The United States is sending additional support to the Persian Gulf in order to build up forces in response to what US leadership have been labeling as an increased threat by Iran and its proxies. It remains to be seen if things will continue escalating into active clashes or potentially open combat. It’s an unsteady situation.
However, it’s interesting to point out that these sorts of conflicts are the result of a US foreign policy, regardless of political party leadership, that has continued for decades. It’s the result of seeking influence over direct protection of the USA and its citizens. It’s a policy that has created entanglements with allies that do not always act in a defensible manner, and it’s the result of attempting to manage and to police the world.
Iran is no white knight. It isn’t a nation that stands on good principles, and is seeking the same type of foreign policy, at its heart, as the US. It is seeking influence more than it is seeking protection. It’s actions often point to a desire to rebuild something similar to the Persian Empire, but this time under the banner of a caliphate. This, in turn, threatens current US allies in the region as the balance of power and the complicated policy interests of all nations in the region could put all those involved in a dangerous clash.
Is it important to support the better side of conflicts?
By words and even potentially sanctions (in certain circumstances), it absolutely is. But, to act militarily in any sort of provocative manner requires some thought and justification as to whether it protects the US and its citizens. The other rationale is to protect US influence and allies born out of policy to further US influence. In the case of Iran, US involvement has been almost exclusively for purposes of influence rather than protection. One necessitates the other. In other words, protection problems arise out of the entanglements that the pursuit of influence has created.
Sometimes allies are necessary when there is a shared threat to nations that share a common foe. But that threat must be from a foe that could potentially cause injury to the country or its citizens. It should not be for the protection of the ability to better manage other nations and other peoples.
More directly, in this case, is it a threat to the US if Iran were to gain nuclear weapons? I do not believe that it is. This statement seems to be heresy amongst the majority of Americans. Ron Paul was derided for making such a suggestion during the 2012 presidential election, but a level-headed and logical pursuit of the idea seems to point to a less worrisome scenario of a nuclear Iran, from an American perspective.
Iran’s primary goal for seeking nuclear power is to further its own greedy foreign policy of gaining control over its neighbors. There’s not much question here that a nuclear Iran is bad for the region’s other inhabitants, especially for Israel, which Iran has continually threatened to eliminate entirely out of existence.
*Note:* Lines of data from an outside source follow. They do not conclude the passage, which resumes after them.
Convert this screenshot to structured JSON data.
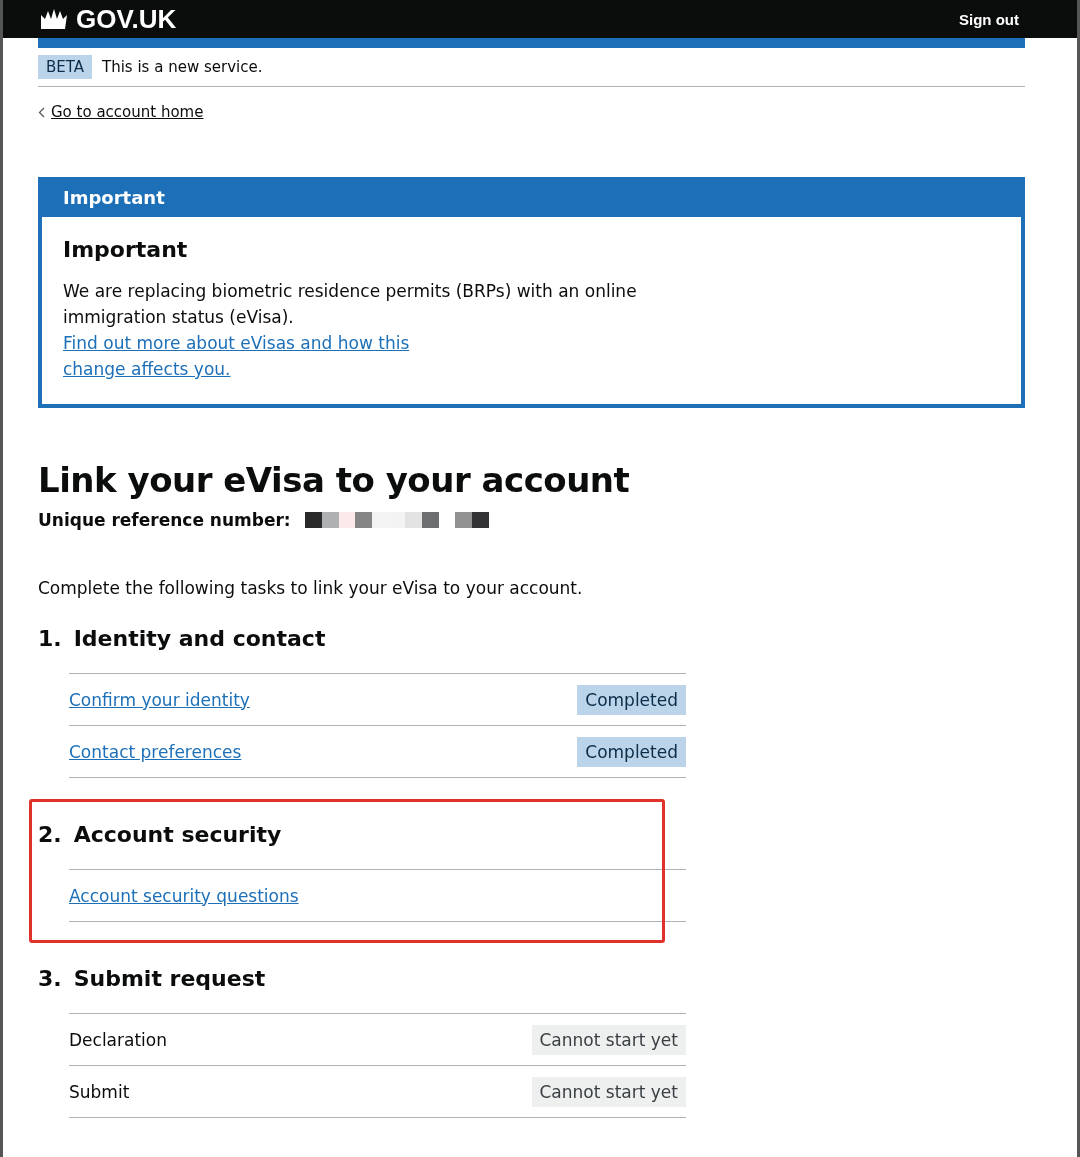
{
  "header": {
    "logo": "GOV.UK",
    "sign_out": "Sign out"
  },
  "phase_banner": {
    "tag": "BETA",
    "text": "This is a new service."
  },
  "back_link": "Go to account home",
  "notification": {
    "title": "Important",
    "heading": "Important",
    "text": "We are replacing biometric residence permits (BRPs) with an online immigration status (eVisa). ",
    "link_lines": [
      "Find out more about eVisas and how this",
      "change affects you."
    ]
  },
  "page_title": "Link your eVisa to your account",
  "reference": {
    "label": "Unique reference number:"
  },
  "intro": "Complete the following tasks to link your eVisa to your account.",
  "sections": [
    {
      "number": "1.",
      "title": "Identity and contact",
      "highlighted": false,
      "tasks": [
        {
          "name": "Confirm your identity",
          "linked": true,
          "status": {
            "kind": "completed",
            "text": "Completed"
          }
        },
        {
          "name": "Contact preferences",
          "linked": true,
          "status": {
            "kind": "completed",
            "text": "Completed"
          }
        }
      ]
    },
    {
      "number": "2.",
      "title": "Account security",
      "highlighted": true,
      "tasks": [
        {
          "name": "Account security questions",
          "linked": true
        }
      ]
    },
    {
      "number": "3.",
      "title": "Submit request",
      "highlighted": false,
      "tasks": [
        {
          "name": "Declaration",
          "linked": false,
          "status": {
            "kind": "cannot_start",
            "text": "Cannot start yet"
          }
        },
        {
          "name": "Submit",
          "linked": false,
          "status": {
            "kind": "cannot_start",
            "text": "Cannot start yet"
          }
        }
      ]
    }
  ]
}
This is going to sound harsh, and it likely would set off intense anger and snide comments from most readers of this column. However, while Israel is the most representative country in the region of fair and honest democratic republican ideals, it is not the job of the US to defend it. Israel is a sound ally and supporter of the US, and it makes sense to verbally defend it, as well as sanction those who threaten it. But it does not make sense to militarily defend a nation that is perfectly capable of defending itself and whose foes (without a policy of US influence in the region) would not be enemies of the US.
Neither can a good case be made that threats against other regional allies represent a direct threat to the US (absent a policy of influence rather than protection). Some of those allies represent destabilizers in the region and do not represent the sorts of ideals the US would or should want to support. There are battles being waged to wipe out, in genocidal fashion, many people, and there are US allies that seek to manage their neighbors rather than allow for coexistence. By supporting many of these allies, the US is complicit in not only destabilizing the region but also in needlessly supporting death and destruction by supporting allies made from bad policy.
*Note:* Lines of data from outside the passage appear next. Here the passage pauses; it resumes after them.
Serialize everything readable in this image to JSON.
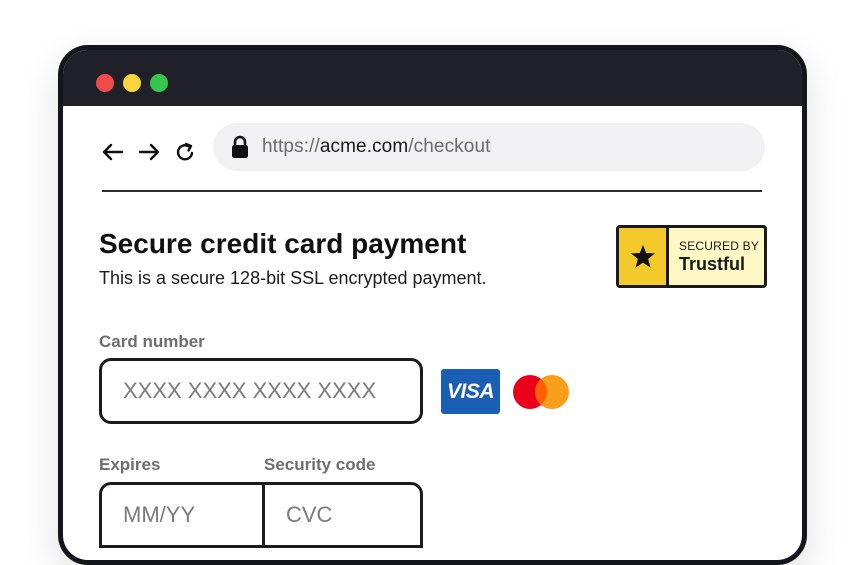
{
  "browser": {
    "window_controls": [
      "close",
      "minimize",
      "maximize"
    ],
    "nav": {
      "back_icon": "arrow-left-icon",
      "forward_icon": "arrow-right-icon",
      "reload_icon": "reload-icon"
    },
    "url": {
      "prefix": "https://",
      "domain": "acme.com",
      "path": "/checkout"
    }
  },
  "page": {
    "title": "Secure credit card payment",
    "subtitle": "This is a secure 128-bit SSL encrypted payment."
  },
  "trust_badge": {
    "line1": "SECURED BY",
    "brand": "Trustful"
  },
  "form": {
    "card_number": {
      "label": "Card number",
      "placeholder": "XXXX XXXX XXXX XXXX",
      "value": ""
    },
    "expires": {
      "label": "Expires",
      "placeholder": "MM/YY",
      "value": ""
    },
    "security_code": {
      "label": "Security code",
      "placeholder": "CVC",
      "value": ""
    }
  },
  "card_brands": {
    "visa_label": "VISA",
    "mastercard_icon": "mastercard-logo"
  },
  "colors": {
    "titlebar": "#1f2028",
    "close": "#f24a4a",
    "minimize": "#f9d53d",
    "maximize": "#36c54d",
    "badge_star_bg": "#f3c92b",
    "badge_bg": "#fff7c4",
    "visa_blue": "#1a5fb4",
    "mastercard_red": "#eb001b",
    "mastercard_orange": "#f79e1b"
  }
}
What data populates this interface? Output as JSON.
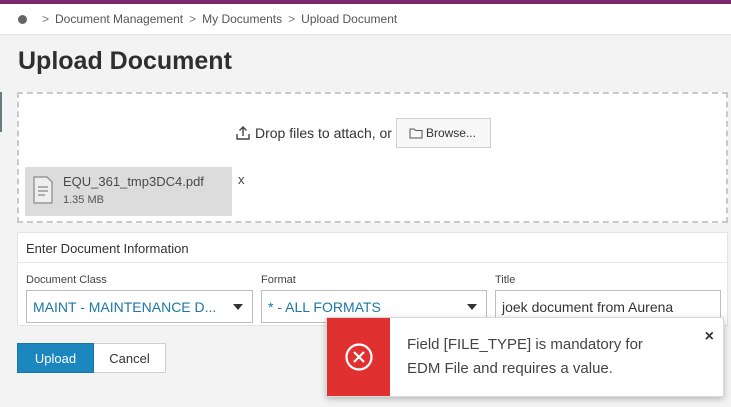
{
  "breadcrumb": {
    "items": [
      "Document Management",
      "My Documents",
      "Upload Document"
    ],
    "separator": ">"
  },
  "page": {
    "title": "Upload Document"
  },
  "dropzone": {
    "prompt": "Drop files to attach, or",
    "browse_label": "Browse..."
  },
  "file": {
    "name": "EQU_361_tmp3DC4.pdf",
    "size": "1.35 MB",
    "remove_label": "x"
  },
  "form": {
    "heading": "Enter Document Information",
    "document_class": {
      "label": "Document Class",
      "value": "MAINT - MAINTENANCE D..."
    },
    "format": {
      "label": "Format",
      "value": "* - ALL FORMATS"
    },
    "title": {
      "label": "Title",
      "value": "joek document from Aurena"
    }
  },
  "actions": {
    "upload_label": "Upload",
    "cancel_label": "Cancel"
  },
  "toast": {
    "message": "Field [FILE_TYPE] is mandatory for EDM File and requires a value.",
    "close_label": "×",
    "icon": "error-circle-x-icon",
    "color": "#e03030"
  },
  "colors": {
    "accent_bar": "#7b2a6f",
    "primary_button": "#1c86bf",
    "link_blue": "#1b77a6"
  }
}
Second as to the threat of a nuclear Iran as a direct threat to the US, the concept of mutually assured destruction has turned out to not be such a bad thing. No one ever wants the barrel of a gun pointed in their direction, and from a US perspective, it is never good for an enemy to have a new and more dangerous weapon pointed your way. However, it’s unlikely that weapon will be used when there is a metal threat, and countermeasures are a better deterrent than foreign entanglements that tend to escalate rather than bring tensions to a slower simmer.
From the perspective of Iran, imagine if the US had the Iranian military just off our shores and in Cuba. Imagine if the US were surrounded by the enormous military might of the most powerful military in the world and with constant saber rattling. Under the same circumstances Iran is under, the US would likely be interested in ridding such an imminent threat as well.
I am a long way from an apologist for Iran. Iran has an indefensible sort of government that is a “bad guy” in the region that the US should never support. However, when it comes to tensions and potential conflict with Iran, many things are avoidable. The primary cause of such a threat of conflict is the US’ desire to control and influence the region. It’s the desire to manage the region rather than to consider the policy of protecting its own citizens rather than those of allies that are the result of bad policy.
If there are any “good guys” in the region, Israel would be one. But, it is capable of self defense. Not only does it not need the help of the US for its own survival, but it is not the proper role of the US to offer military defense. Sanctions of threats to Israel and verbal support for it are the proper role in this scenario.
If the US wants to avoid the potential loss of life and potential greater threats to the protection of its people, then its a policy of protection of its people that is needed. Not a policy of influence. Bring the troops back home. Withdraw provocative threats from the region and enjoy greater safety.